Date: 2/9/2022
BLANDFORD – Teaching artist Jay Mankita with Playful Engineers was at the Porter Memorial library on Feb. 2 helping young patrons to make chain reaction contraptions with boxes of toys, dominos, race track pieces, sticks, ping-pong balls and other bits that he provides for the two-hour workshop.
Mankita said the contraptions the children of all ages build with the parts he brings are in effect an introduction to “the basic physics of how forces and objects work together.”
Asked how he got involved in the traveling maker space, Mankita said it happened about 10 years ago when his son was four and someone showed them a video of a Rube Goldberg machine, which he explained is an overly complicated machine made up of chain reactions designed to accomplish a simple task.
“He and I went into the playroom and I never came out,” said Mankita, a singer-songwriter and performing artist, adding that he has been doing workshops ever since on building chain reaction machines both virtually and in libraries and schools, in Westfield and surrounding towns.
“I build things that move and I hack toys,” Mankita said. “I like to find new uses for ordinary objects.”
Some videos of techniques he’s learned to make machines work may be found at www.playfulengineers.com.
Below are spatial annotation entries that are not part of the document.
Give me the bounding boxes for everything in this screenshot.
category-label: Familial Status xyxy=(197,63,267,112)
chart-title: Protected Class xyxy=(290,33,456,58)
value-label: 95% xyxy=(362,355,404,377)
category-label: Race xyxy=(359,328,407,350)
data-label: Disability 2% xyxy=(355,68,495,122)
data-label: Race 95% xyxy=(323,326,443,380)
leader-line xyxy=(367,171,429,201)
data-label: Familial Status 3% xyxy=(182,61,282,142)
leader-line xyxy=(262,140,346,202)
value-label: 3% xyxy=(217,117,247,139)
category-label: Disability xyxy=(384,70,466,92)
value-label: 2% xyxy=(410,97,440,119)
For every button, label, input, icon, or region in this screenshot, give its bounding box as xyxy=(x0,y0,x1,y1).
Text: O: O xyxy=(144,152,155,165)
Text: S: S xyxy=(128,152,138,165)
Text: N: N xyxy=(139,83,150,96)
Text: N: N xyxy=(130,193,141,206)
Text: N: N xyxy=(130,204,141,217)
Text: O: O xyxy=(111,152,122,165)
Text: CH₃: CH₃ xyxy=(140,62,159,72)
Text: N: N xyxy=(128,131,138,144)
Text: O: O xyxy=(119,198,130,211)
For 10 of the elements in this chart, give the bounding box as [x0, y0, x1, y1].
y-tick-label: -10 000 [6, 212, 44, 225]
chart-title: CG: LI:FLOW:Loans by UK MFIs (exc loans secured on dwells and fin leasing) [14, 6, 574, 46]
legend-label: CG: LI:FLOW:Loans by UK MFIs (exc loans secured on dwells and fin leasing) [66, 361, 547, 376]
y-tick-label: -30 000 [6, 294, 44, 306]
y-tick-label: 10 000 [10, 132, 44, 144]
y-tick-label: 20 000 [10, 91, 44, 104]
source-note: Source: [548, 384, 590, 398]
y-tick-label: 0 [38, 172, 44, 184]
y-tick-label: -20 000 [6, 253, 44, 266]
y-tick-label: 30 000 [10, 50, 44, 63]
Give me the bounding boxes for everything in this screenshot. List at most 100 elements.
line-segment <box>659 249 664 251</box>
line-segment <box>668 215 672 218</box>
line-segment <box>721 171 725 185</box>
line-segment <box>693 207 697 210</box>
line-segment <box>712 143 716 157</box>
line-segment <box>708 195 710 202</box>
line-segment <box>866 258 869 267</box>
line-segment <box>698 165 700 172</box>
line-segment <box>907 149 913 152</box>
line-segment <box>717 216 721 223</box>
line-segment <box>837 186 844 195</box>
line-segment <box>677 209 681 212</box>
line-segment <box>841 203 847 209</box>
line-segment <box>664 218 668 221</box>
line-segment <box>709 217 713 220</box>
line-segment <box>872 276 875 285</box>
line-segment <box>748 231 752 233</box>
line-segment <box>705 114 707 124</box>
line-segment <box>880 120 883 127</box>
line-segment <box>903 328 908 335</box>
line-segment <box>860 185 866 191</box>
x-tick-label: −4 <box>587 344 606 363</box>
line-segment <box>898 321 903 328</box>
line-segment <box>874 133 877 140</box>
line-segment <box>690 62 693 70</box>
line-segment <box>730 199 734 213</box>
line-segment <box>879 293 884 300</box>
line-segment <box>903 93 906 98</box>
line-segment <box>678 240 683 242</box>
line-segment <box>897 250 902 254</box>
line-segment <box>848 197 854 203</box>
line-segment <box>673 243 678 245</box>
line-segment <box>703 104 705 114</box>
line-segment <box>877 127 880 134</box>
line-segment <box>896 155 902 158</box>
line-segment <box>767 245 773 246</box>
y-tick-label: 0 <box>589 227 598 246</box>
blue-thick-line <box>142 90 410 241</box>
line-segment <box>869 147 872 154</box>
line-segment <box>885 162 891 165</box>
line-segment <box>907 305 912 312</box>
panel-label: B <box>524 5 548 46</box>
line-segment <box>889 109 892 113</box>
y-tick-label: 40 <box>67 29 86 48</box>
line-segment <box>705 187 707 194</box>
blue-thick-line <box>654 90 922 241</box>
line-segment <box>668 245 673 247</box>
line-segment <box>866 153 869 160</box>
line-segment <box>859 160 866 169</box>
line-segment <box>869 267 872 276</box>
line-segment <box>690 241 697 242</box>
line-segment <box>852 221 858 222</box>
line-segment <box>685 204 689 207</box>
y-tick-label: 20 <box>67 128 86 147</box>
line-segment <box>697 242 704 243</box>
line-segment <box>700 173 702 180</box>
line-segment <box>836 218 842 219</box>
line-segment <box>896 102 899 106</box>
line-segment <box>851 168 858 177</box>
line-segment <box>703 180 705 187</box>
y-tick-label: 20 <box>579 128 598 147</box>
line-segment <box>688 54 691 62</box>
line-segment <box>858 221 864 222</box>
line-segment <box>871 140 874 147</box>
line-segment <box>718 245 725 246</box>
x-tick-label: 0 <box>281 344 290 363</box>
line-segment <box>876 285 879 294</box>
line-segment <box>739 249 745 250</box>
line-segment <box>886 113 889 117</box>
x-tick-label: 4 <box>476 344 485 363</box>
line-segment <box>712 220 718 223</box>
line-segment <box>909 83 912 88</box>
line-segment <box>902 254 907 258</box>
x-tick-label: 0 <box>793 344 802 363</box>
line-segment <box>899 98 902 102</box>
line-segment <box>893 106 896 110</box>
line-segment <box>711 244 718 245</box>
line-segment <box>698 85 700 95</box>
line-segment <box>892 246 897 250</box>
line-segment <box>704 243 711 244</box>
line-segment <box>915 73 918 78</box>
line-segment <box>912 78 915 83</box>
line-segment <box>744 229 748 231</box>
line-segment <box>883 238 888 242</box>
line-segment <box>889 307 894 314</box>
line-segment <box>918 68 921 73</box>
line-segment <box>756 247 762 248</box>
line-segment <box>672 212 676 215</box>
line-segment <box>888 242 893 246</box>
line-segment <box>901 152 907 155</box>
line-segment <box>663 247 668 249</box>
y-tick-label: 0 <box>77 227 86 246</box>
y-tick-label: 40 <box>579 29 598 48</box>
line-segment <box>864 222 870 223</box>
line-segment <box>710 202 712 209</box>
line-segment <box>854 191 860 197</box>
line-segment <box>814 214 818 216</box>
He admitted that most of his coolest ideas come from kids in the workshops.
In Blandford, Callum Thomas, 9, and Finley Thomas, “almost 7,” were building separate machines on tables next to each other.
The Callum Thomas’ machine was multi-layered and complicated. “My goal is to get the ball off of the table in a really unnecessary way,” Callum said.
Finley Thomas was trying hard to get a ball around the table using tracks and dominos, but kept running into a problem in one corner. He was undeterred, however, continuing to tweak the dominos to turn the corner, while getting tips from Mankita.
Edwin Roberts, 7, and Hawthorne Roberts, 3½, were working with Brianna Sloane on a truck track that began with a reaction made with Tinker Toys and string.
Teens Oliver Oparowsky, Jeffrey Antonellis and Ana Maria Holmes were making slower progress but in deep deliberation when Jeffrey’s mother, librarian Nicole Daviau, checked on them.
Also having fun building was Library Technician Ashley Neveu.
The Playful Engineers hands-on STEAM workshop was supported in part by a grant from the Blandford Cultural Council, a local agency which is supported by the Massachusetts Cultural Council, a state agency.